In an effort to eliminate parasites and bacteria in the raw fish New Yorkers consume, the city's Department of Health and Mental Hygiene announced this week that all restaurants serving "raw, undercooked or marinated raw" fish must be frozen for at least 15 hours before being served, according to The New York Times.

The regulation that was approved back in March will go in effect in August. So all your fresh sushi, sashimi, crudo, tartare, ceviche and various other dishes will have spent some time in a cold, cold room before ending up on your plate.
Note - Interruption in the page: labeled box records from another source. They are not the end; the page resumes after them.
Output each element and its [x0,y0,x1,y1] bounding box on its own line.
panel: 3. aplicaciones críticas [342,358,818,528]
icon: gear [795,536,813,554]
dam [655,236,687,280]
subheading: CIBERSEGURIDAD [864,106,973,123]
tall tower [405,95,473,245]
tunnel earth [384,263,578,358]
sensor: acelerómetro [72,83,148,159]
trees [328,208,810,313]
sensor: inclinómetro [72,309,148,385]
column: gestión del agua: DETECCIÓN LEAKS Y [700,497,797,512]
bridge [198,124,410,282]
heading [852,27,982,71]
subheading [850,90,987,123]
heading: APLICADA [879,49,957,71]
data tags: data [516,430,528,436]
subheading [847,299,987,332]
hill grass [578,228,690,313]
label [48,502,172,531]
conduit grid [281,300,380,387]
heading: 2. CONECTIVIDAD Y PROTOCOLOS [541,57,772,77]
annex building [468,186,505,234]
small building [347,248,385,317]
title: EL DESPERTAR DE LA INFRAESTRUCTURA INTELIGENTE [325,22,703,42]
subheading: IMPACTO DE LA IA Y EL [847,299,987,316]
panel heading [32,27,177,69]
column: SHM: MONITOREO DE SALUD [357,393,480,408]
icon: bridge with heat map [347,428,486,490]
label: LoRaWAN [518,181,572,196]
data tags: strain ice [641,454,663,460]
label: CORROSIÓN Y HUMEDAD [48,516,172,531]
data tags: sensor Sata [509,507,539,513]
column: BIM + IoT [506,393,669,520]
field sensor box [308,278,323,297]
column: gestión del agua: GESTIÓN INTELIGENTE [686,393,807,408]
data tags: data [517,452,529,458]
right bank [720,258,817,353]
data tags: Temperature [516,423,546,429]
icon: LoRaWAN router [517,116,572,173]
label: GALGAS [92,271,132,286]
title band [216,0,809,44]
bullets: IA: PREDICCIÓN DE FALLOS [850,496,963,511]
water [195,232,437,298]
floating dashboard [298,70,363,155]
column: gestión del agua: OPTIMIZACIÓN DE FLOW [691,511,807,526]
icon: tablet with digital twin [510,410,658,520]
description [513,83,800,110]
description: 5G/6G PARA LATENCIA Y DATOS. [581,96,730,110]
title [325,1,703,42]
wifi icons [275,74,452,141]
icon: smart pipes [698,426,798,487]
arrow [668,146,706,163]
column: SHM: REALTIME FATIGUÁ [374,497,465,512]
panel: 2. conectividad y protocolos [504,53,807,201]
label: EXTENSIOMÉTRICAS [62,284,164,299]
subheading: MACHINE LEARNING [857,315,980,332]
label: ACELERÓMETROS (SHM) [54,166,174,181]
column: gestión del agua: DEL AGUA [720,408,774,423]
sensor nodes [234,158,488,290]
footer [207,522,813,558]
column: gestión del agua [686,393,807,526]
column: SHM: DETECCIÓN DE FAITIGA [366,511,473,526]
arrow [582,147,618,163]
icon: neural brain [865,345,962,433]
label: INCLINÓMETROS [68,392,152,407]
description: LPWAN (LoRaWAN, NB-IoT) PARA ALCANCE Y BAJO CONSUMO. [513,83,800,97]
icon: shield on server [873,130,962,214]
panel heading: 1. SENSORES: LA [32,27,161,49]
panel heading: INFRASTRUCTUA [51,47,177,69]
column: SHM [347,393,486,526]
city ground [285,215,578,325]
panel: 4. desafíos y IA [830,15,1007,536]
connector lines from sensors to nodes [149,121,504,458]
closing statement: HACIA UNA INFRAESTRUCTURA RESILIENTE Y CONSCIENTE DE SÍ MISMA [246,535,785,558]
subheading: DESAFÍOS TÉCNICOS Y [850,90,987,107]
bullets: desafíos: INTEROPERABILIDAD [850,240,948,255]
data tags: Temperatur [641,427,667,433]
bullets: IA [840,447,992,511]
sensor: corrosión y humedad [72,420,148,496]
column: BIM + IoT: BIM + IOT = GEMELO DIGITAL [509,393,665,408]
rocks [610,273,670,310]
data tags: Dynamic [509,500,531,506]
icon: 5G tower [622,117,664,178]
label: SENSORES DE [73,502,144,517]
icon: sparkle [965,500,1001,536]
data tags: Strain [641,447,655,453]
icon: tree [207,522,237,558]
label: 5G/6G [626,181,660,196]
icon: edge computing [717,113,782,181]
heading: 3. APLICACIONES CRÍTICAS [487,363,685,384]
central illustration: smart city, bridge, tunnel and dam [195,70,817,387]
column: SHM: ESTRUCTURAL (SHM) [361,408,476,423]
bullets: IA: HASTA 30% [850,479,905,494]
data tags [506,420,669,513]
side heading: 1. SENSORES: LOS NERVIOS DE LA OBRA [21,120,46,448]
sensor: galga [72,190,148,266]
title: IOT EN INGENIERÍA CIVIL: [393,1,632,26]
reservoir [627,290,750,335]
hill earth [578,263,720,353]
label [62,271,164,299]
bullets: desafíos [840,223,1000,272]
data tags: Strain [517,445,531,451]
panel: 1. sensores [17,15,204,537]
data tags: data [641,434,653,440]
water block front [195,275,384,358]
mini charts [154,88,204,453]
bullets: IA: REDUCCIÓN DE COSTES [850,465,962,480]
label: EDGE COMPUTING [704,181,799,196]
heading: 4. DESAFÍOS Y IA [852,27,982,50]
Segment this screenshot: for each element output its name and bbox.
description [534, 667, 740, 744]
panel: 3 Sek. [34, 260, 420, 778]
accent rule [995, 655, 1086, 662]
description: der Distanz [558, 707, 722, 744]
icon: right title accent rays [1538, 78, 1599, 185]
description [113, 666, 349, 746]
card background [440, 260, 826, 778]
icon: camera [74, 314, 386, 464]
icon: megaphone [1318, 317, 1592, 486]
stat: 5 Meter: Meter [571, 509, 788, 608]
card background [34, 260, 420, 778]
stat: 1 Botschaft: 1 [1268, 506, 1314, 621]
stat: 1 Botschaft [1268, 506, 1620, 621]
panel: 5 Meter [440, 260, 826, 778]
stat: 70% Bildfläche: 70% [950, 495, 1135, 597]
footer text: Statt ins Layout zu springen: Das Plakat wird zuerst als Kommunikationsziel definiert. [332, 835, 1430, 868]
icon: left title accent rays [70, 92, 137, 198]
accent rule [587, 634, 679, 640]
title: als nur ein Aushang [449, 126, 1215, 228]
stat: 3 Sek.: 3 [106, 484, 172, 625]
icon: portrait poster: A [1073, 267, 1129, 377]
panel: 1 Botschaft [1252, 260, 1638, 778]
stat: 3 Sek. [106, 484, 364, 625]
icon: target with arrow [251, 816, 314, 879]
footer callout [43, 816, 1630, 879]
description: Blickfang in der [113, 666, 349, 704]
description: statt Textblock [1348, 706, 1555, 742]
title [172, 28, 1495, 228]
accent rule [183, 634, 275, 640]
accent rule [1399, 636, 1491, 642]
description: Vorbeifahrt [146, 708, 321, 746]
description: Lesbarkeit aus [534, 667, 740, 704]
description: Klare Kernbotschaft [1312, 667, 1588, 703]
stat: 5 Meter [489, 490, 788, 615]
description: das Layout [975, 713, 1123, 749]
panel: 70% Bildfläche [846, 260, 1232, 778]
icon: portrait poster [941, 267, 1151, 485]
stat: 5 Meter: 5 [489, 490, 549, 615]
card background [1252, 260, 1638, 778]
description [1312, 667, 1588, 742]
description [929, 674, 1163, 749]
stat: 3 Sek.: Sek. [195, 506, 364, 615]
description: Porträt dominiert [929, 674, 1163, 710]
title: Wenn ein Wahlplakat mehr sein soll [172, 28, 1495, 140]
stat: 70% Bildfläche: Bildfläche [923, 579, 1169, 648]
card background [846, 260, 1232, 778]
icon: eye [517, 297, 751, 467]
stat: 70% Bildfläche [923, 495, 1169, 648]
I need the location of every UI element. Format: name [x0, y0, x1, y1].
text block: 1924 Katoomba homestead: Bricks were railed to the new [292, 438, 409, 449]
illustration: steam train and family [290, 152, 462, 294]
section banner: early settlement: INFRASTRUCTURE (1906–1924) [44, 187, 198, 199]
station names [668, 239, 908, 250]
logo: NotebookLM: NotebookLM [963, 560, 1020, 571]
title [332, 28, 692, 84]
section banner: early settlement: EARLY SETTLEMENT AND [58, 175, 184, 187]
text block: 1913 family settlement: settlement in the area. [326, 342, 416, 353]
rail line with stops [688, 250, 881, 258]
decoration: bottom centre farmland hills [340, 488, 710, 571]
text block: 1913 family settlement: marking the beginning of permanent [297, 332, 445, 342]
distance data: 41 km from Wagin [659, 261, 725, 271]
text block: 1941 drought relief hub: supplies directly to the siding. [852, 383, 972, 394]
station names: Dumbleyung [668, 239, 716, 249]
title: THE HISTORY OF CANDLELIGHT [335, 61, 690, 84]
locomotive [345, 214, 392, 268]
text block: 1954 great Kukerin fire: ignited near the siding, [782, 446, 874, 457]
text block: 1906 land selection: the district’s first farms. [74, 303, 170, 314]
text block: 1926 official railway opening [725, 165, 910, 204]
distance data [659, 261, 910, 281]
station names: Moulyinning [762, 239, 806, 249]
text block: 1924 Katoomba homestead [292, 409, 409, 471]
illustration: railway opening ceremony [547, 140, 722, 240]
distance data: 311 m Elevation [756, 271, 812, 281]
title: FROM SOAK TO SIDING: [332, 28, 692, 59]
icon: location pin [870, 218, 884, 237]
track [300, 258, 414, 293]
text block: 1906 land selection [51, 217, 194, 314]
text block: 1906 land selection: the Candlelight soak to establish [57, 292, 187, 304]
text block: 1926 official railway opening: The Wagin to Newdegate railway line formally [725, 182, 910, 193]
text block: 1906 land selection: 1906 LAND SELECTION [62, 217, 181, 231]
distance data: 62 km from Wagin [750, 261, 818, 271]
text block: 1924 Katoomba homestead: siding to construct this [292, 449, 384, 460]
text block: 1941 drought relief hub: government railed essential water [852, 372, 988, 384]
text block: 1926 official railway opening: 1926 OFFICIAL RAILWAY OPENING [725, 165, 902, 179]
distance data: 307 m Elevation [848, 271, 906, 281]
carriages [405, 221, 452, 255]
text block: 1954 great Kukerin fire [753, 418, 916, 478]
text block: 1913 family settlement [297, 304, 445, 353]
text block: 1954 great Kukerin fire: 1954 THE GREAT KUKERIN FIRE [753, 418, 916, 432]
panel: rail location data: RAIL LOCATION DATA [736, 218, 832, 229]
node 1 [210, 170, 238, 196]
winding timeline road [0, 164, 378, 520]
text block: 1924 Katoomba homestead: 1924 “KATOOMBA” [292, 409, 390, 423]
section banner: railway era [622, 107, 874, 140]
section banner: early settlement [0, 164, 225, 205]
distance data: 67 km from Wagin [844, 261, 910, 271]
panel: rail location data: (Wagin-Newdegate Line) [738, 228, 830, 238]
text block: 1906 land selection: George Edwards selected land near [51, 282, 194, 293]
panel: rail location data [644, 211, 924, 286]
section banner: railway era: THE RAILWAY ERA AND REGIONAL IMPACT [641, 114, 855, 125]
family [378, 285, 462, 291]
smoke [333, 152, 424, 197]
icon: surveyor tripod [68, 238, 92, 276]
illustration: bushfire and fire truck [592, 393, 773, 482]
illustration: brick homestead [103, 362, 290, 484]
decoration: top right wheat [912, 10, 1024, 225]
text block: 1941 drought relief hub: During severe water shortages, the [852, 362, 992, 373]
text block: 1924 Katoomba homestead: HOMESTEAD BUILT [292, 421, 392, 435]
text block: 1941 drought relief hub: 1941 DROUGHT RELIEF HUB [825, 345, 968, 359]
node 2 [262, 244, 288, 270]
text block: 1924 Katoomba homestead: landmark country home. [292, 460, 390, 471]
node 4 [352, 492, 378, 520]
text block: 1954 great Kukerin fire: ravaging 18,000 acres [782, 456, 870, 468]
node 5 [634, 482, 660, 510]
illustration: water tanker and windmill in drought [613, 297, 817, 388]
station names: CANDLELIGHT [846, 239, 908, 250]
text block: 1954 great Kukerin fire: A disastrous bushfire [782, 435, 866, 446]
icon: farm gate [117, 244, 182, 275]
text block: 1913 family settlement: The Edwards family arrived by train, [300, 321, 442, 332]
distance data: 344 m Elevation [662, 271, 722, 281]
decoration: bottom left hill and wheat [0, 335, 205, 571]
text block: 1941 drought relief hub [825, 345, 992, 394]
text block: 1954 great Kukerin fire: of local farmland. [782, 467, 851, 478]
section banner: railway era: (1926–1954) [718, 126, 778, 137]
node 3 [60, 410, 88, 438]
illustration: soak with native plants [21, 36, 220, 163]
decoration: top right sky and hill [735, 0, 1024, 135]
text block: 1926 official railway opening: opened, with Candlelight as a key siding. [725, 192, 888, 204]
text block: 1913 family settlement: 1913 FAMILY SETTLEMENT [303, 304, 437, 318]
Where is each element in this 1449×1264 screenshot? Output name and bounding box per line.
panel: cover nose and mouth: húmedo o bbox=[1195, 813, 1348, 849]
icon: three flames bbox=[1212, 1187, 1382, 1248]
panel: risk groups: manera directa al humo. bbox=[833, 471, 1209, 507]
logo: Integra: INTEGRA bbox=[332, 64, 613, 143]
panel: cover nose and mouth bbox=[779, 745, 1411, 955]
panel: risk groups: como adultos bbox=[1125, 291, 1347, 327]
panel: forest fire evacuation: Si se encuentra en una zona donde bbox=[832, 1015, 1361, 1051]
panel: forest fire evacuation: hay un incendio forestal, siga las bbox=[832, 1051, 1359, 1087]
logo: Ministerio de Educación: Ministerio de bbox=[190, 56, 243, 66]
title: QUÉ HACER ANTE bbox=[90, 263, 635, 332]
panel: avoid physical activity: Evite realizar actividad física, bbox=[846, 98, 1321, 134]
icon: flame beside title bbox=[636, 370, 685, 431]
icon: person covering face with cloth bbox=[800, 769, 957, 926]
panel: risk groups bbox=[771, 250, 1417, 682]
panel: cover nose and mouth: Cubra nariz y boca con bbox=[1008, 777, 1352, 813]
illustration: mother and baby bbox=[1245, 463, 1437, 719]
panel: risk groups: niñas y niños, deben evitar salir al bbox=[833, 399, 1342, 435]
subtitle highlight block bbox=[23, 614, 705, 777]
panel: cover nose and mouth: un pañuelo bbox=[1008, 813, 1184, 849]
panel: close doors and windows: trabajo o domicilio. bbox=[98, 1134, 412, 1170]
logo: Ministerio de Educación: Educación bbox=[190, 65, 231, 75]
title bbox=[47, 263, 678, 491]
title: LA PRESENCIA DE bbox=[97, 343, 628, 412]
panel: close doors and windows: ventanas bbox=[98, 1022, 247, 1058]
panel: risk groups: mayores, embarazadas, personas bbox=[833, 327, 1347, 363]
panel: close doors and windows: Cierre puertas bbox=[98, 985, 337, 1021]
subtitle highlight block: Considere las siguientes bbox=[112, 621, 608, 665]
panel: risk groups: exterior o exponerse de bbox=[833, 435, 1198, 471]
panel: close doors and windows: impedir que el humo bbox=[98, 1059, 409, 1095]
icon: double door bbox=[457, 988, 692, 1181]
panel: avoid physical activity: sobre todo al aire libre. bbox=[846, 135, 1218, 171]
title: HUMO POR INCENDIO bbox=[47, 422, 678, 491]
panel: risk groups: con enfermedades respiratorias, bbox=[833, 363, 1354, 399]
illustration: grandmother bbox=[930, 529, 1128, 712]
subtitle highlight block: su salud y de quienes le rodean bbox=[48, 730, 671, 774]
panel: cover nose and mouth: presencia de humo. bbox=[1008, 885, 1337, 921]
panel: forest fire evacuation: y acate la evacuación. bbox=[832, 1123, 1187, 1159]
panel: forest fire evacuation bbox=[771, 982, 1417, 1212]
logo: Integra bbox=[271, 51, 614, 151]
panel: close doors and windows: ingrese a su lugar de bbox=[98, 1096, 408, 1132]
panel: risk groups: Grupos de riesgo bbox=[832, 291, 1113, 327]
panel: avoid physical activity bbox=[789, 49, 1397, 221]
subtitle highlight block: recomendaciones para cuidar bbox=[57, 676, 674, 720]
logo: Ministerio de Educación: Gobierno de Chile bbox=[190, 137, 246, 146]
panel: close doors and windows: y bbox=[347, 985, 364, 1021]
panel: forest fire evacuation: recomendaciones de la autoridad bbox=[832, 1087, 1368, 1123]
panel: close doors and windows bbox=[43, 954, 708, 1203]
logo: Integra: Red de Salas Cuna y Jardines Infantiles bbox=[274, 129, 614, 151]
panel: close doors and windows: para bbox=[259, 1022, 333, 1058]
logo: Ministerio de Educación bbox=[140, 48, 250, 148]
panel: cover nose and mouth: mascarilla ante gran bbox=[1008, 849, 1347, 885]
But how fresh is "fresh" if the fish is delivered from overseas?

Yuta Suzuki, the vice president of Sushi Zen, a restaurant located in the Times Square area, tells the Times that his restaurant has been freezing fish anyway.

"We purposely deep-freeze at negative 83 degrees, and we use one of those medical cryogenic freezers," he says.

That's some heavy-duty freezing.

The Times alluded to the possibility that the only real change restaurants and diners might face is new guidelines requiring menus to explicitly state that the consumption of raw fish can lead to health issues, similar to those notices about consuming alcohol and undercooked eggs. But this would be the least of our worries considering that so much of our seafood swims our way through illegal means. That salmon you're about to eat could be a phony with a stolen identity.